Article Text

Download PDFPDF

Systematic reviews of diagnostic test evaluations: what’s behind the scenes?
  1. Madhukar Pai, MD,
  2. Michael McCulloch, LAc, MPH,
  3. Wayne Enanoria, MPH,
  4. John M Colford, Jr, MD, PhD
  1. Berkeley Systematic Reviews Group
 University of California, Berkeley
 Berkeley, California, USA

    Statistics from

    Request Permissions

    If you wish to reuse any or all of this article please use the link below which will take you to the Copyright Clearance Center’s RightsLink service. You will be able to get a quick price and instant permission to reuse the content in many different ways.


    As readers of Evidence-Based Medicine, you are aware that systematic reviews are considered the best source of evidence for evidence-based clinical practice. Systematic reviews synthesise data from existing primary research and bring some order and sanity to the otherwise stressful process of sorting out a plethora of studies and staying up to date. However, since not all reviews are created equal, it is important to be able to critically assess their quality. In this editorial, we take you behind the scenes of a systematic review, using diagnostic test accuracy as an illustration. A clear understanding of the process will, hopefully, guide what you look for in a review. Furthermore, if you can’t find an existing diagnostic review and decide to do one yourself, we provide you with a “road map” (figure) for navigation.

    Se  =  sensitivity; Sp  =  specificity; LR  =  likelihood ratios; DOR  =  diagnostic odds ratios; ROC  =  receiver operating characteristic; SROC  =  summary receiver operating characteristic; TP  =  true positives; FP  =  false positives; TN  =  true negatives; FN  =  false negatives; TPR  =  true positive rate; FPR  =  false positive rate. Superscripts indicate reference numbers.


    Systematic reviews are done on a range of clinical questions, such as therapy, diagnosis, prognosis, aetiology, harm, and disease prevalence. All systematic reviews follow the same critical steps:

    1. Formulation of the review question

    2. A comprehensive, systematic search and selection of primary studies

    3. Critical appraisal of included studies for quality and data extraction

    4. Synthesis and summary of study results

    5. Interpretation of the results

    These steps resemble those of the evidence-based medicine (EBM) process, but are more thorough. In the EBM process, our objective is to quickly hunt down a valid source of evidence (eg, a high quality systematic review) on a focused clinical question and get to the bottom line (clinically meaningful results) within minutes. In contrast, the systematic review involves doing a comprehensive search for all published and unpublished primary studies on a focused question, critical appraisal of the relevant studies, and synthesis of these studies to generate evidence for clinical practice. This process typically takes months, not minutes.

    The core steps of the systematic review process (shaded boxes in the figure) can be broken down further into more discrete steps. Based on our experience in conducting reviews and developing training material (see, we have provided some helpful tricks and tips for surviving the process. For all the major steps, we have provided references to important articles and resources.
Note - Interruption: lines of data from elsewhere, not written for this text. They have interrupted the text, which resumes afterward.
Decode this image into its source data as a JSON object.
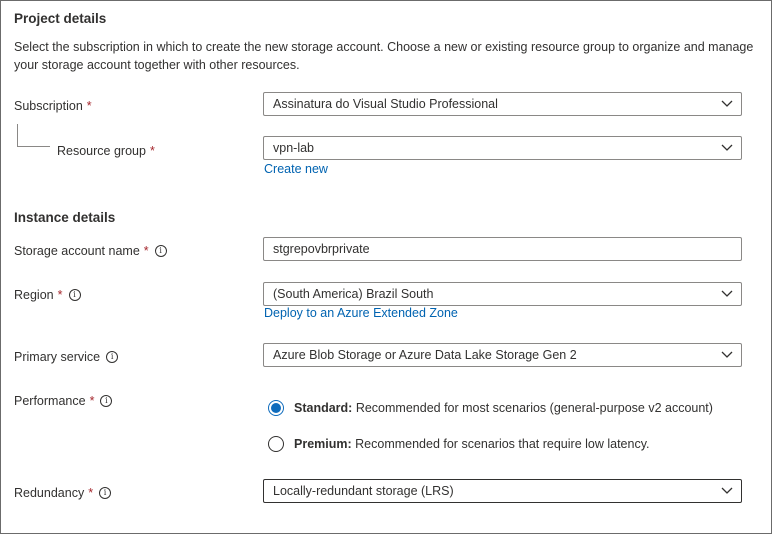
{
  "project": {
    "heading": "Project details",
    "description": "Select the subscription in which to create the new storage account. Choose a new or existing resource group to organize and manage your storage account together with other resources."
  },
  "subscription": {
    "label": "Subscription",
    "value": "Assinatura do Visual Studio Professional"
  },
  "resource_group": {
    "label": "Resource group",
    "value": "vpn-lab",
    "create_new": "Create new"
  },
  "instance": {
    "heading": "Instance details"
  },
  "storage_account_name": {
    "label": "Storage account name",
    "value": "stgrepovbrprivate"
  },
  "region": {
    "label": "Region",
    "value": "(South America) Brazil South",
    "link": "Deploy to an Azure Extended Zone"
  },
  "primary_service": {
    "label": "Primary service",
    "value": "Azure Blob Storage or Azure Data Lake Storage Gen 2"
  },
  "performance": {
    "label": "Performance",
    "options": [
      {
        "name": "Standard:",
        "desc": "Recommended for most scenarios (general-purpose v2 account)",
        "selected": true
      },
      {
        "name": "Premium:",
        "desc": "Recommended for scenarios that require low latency.",
        "selected": false
      }
    ]
  },
  "redundancy": {
    "label": "Redundancy",
    "value": "Locally-redundant storage (LRS)"
  },
  "required_mark": "*",
  "info_glyph": "i",
  "colors": {
    "link": "#0063b1",
    "required": "#a4262c",
    "radio_selected": "#0f6cbd"
  }
}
    Although not as common as systematic reviews on therapeutic questions (ie, of randomised controlled trials [RCTs]), diagnostic reviews are increasingly published in the medical literature. The main objective of a diagnostic review is to summarise the evidence on the accuracy of a test or instrument (in this case accuracy refers to such measures as sensitivity, specificity, and likelihood ratios). The other objectives are to critically evaluate the quality of primary studies, check for heterogeneity (variability) in results across studies, and determine sources of heterogeneity, where necessary.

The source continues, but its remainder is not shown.